A government contractor appears to have used “incorrect and potentially misleading” information to win disability assessment contracts worth nearly £400 million, according to a committee of MPs.
The public accounts committee used evidence provided by Disability News Service (DNS) to make the claims in a report published today (Friday) on the implementation of the new personal independence payment (PIP).
The concerns were first raised in a joint investigation by DNS and the disabled journalist Richard Butchins.
DNS supplied the committee’s chair, Labour MP Margaret Hodge, with the tender document used by Atos to win the contract, as well as copies of news stories run by DNS.
And in March, Butchins briefed Hodge on the scandal before her committee grilled Lisa Coleman, an Atos senior vice president.
Hodge said today: “We are concerned that Atos appears to have included incorrect and potentially misleading information in its bid for the contract.
“Atos stated in its tender document that it had ‘contractual agreements’ in place with a national network of 56 NHS hospitals, 25 private hospitals and over 650 physiotherapy practices to provide assessments. This turned out not to be true.
“The [Department for Work and Pensions] should challenge claims made in bids, so that it can demonstrate it has not relied on inaccurate or exaggerated information when awarding contracts.”
She added: “We would have expected the department to have exercised particular caution in letting this contact, given the poor performance of Atos on work capability assessments.
“The department must take into account previous performance on similar work when running a procurement.”

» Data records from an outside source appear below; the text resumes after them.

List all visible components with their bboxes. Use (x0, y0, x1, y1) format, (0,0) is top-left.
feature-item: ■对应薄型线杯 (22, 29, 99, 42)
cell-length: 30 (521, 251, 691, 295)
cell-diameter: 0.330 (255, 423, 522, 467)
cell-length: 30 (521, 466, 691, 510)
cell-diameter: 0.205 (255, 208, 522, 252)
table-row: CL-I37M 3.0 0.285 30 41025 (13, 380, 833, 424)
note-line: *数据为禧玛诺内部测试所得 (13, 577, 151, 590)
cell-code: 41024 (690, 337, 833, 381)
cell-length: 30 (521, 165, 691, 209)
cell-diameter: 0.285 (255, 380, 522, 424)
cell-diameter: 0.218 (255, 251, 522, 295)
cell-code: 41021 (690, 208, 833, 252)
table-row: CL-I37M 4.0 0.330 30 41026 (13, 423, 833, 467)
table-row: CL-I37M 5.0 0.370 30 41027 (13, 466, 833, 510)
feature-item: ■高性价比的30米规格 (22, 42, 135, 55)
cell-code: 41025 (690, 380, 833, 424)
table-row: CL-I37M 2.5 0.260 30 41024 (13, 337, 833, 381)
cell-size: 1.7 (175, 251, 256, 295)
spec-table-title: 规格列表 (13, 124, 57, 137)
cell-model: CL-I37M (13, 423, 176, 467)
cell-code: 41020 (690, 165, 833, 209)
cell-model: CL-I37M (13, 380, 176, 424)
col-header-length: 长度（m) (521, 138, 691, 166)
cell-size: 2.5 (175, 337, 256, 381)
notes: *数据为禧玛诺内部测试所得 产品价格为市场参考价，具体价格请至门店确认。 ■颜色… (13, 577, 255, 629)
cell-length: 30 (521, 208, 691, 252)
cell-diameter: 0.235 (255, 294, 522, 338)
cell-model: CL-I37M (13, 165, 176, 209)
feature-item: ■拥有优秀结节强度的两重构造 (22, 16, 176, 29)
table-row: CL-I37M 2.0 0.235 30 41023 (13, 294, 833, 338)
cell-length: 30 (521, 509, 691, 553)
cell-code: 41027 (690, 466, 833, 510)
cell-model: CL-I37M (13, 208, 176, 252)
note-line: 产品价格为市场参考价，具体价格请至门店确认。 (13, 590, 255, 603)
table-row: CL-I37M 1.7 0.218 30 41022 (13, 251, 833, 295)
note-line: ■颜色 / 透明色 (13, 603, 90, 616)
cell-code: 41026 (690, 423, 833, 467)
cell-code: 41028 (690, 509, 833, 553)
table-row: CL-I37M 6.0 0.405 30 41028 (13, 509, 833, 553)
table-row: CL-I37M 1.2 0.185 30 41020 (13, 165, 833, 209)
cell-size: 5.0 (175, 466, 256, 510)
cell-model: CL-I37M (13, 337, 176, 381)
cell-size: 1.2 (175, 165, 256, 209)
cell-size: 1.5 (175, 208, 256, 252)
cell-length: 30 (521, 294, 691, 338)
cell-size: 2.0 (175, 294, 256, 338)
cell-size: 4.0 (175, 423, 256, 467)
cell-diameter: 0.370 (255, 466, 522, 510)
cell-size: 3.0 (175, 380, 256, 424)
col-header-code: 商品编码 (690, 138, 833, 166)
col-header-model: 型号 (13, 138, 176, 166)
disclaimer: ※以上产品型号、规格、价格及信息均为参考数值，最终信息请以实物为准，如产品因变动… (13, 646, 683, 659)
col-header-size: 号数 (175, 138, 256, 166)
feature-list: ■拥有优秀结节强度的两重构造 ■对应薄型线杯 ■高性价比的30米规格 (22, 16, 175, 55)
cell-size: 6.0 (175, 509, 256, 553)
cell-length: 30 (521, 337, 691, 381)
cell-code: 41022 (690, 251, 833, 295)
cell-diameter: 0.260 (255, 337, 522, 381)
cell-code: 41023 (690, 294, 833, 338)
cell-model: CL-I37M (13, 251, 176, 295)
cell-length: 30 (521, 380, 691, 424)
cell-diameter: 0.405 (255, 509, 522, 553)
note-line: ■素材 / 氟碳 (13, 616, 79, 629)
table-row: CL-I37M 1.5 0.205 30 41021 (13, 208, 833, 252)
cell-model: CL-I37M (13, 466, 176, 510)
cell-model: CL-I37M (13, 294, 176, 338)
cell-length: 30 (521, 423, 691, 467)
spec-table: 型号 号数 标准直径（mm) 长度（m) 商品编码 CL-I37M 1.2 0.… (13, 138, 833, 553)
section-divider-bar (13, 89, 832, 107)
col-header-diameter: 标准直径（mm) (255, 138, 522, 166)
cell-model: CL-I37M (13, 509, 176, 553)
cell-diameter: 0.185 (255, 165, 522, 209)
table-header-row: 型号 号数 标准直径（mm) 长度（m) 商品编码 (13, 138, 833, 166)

DNS had passed concerns to the committee about the way the company won the contract to assess PIP claimants across London and the south of England.
Atos had boasted of its “extensive” network of 16 NHS trusts, two private hospital chains, and four physiotherapy providers, all of which it said would provide sites where the PIP tests would take place.
But in the months after the contract was awarded, all but four of the NHS trusts and both of the private hospital chains dropped out.
Atos had stated in the tender that it had a network of 740 assessment sites across London and the south of England, but after the contract was signed, it only managed to secure 96 assessment centres, including not a single one covering a vast sweep of north London, and only one in Suffolk and one in Cambridgeshire.
Because there are so many fewer centres, thousands of disabled people are facing delays in being assessed, and longer and more complicated journeys to reach their assessments, often by inaccessible public transport.
Butchins told DNS: “It’s good to see that the results of our long and thorough investigation into the tender bid by Atos for PIP have finally been taken seriously by parliamentarians and that the public accounts committee have taken on board the fact that private providers will promise things they cannot deliver in order to gain multi-million pound contracts and that the DWP will collude in this sort of ‘snake oil’ salesmanship.
“The people who suffer are the poor and vulnerable when they are perceived as either a burden on the public purse or a revenue stream by corporations.”